Native American Religion
Because they lived so close to nature, all Native American peoples from the Stone Age to the modern era knew that death from hunger, disease, or enemies was never far away. The various death customs and beliefs, which first evolved during the invasions of Asians from Siberia to Alaska across a land bridge during the last Ice Age at least 12,000 years ago, gave them the means to cope with that experience. Individual tribes maintained their own death customs and adapted them to their regional environments into which they migrated, although such rituals and beliefs could pass from one group to the other through trade and intermarriage. Most Native American tribes believed that the souls of the dead passed into a spirit world and became part of the spiritual forces that influenced every aspect of their lives. Many tribes believed in two souls: one that died when the body died and one that might wander on and eventually die.
Burial customs varied widely from tribe to tribe. Indians disposed of their dead in a variety of ways. Arctic tribes, for example, simply left their dead on the frozen ground for wild animals to devour. The ancient mound-building Hopewell societies of the Upper Midwest, by contrast, placed the dead in lavishly furnished tombs. Southeastern tribes practiced secondary bone burial. They dug up their corpses, cleansed the bones, and then reburied them. The Northeast Iroquois, before they formed the Five Nations Confederation in the seventeenth century, saved skeletons of the deceased for a final mass burial that included furs and ornaments for the dead spirits' use in the afterlife. Northwest coastal tribes put their dead in mortuary cabins or canoes fastened to poles. Further south, California tribes practiced cremation. In western mountain areas tribes often deposited their dead in caves or fissures in the rocks. Nomadic tribes in the Great Plains region either buried their dead, if the ground was soft, or left them on tree platforms or on scaffolds. Central and South Atlantic tribes embalmed and mummified their dead. But during outbreaks of smallpox or other diseases leading to the sudden deaths of many tribe members, survivors hurriedly cast the corpses into a mass grave or threw them into a river.

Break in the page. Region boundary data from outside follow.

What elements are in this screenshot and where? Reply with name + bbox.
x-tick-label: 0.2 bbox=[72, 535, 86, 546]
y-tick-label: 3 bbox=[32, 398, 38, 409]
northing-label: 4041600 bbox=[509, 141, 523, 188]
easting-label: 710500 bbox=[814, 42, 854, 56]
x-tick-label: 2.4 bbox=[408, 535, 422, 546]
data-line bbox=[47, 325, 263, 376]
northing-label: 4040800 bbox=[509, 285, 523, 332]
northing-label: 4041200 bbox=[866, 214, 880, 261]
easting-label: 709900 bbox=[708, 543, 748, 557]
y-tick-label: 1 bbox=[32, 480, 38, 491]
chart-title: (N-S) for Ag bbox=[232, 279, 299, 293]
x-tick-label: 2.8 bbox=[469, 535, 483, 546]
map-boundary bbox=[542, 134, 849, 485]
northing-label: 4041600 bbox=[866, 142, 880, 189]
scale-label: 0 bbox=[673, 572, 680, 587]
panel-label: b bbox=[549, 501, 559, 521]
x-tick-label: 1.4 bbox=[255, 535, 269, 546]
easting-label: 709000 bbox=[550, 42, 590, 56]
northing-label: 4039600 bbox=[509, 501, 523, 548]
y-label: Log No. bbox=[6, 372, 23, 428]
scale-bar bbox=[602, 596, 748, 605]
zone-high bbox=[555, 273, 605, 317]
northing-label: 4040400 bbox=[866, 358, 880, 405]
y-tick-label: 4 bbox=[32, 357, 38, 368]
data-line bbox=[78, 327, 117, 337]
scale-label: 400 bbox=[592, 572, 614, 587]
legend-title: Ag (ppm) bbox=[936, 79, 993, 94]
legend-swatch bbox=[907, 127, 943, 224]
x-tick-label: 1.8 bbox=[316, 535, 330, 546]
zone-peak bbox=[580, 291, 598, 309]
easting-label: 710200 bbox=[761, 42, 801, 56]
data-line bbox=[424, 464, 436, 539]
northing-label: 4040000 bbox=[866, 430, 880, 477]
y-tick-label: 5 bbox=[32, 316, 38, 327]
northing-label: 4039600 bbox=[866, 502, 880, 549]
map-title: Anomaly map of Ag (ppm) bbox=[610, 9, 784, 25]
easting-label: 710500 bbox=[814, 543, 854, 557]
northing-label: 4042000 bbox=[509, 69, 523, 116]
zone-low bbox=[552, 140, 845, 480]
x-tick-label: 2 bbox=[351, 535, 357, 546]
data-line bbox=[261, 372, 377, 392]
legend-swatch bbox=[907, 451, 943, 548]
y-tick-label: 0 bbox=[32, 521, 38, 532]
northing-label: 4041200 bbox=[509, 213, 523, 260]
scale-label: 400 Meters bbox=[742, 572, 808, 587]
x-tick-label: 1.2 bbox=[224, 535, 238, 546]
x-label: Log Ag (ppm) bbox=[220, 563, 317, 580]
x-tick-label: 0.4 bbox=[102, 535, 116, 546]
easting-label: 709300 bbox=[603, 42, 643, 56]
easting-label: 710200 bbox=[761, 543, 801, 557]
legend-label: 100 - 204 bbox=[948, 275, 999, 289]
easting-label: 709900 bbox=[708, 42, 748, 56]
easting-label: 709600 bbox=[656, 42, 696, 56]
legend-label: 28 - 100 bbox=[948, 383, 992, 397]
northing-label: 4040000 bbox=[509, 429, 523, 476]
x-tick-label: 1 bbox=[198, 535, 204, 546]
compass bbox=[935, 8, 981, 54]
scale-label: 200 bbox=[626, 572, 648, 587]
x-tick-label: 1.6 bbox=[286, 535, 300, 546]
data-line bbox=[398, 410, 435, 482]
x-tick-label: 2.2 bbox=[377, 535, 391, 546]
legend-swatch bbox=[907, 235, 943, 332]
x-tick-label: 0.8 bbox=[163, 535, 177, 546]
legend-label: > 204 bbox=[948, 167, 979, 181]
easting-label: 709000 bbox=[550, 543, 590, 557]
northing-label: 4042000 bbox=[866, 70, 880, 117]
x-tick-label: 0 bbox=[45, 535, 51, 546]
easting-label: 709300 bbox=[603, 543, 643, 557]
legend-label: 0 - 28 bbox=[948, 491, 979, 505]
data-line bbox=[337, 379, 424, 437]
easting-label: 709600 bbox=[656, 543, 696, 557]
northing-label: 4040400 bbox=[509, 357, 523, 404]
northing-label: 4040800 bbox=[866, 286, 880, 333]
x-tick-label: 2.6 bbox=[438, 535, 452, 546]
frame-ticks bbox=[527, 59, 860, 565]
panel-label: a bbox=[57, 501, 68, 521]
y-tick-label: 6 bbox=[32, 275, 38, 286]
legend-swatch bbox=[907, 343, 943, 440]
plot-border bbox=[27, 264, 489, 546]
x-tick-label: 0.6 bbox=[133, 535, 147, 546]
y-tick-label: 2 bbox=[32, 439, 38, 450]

Rites among Native Americans tended to focus on aiding the deceased in their afterlife. Some tribes left food and possessions of the dead person in or near the gravesite. Other groups, such as the Nez Perce of the Northwest, sacrificed wives, slaves, and a favorite horse of a dead warrior. Among many tribes, mourners, especially widows, cut their hair. Some Native Americans discarded personal ornaments or blacked their faces to honor the dead. Others gashed their arms and legs to express their grief. California tribes engaged in wailing, staged long funeral ceremonies, and held an anniversary mourning ritual after one or two years. Southwest Hopi wailed on the day of the death, and cried a year later.
Some Southwestern tribes, especially the Apache and Navajo, feared the ghosts of the deceased who were believed to resent the living. The nomadic Apache buried corpses swiftly and burned the deceased's house and possessions. The mourning family purified itself ritually and moved to a new place to escape their dead family member's ghost. The Navajo also buried their dead quickly with little ceremony. Navajos exposed to a corpse had to undergo a long and costly ritual purification treatment.
Garbarino, Merwyn, S. Native American Heritage. Boston: Little, Brown, 1976.
Josephy, Alvin M., Jr. The Indian Heritage of America. New York: Houghton Mifflin Company, 1991.
Underhill, Ruth. Red Man's America: A History of Indians in the United States. Chicago: University of Chicago Press, 1953.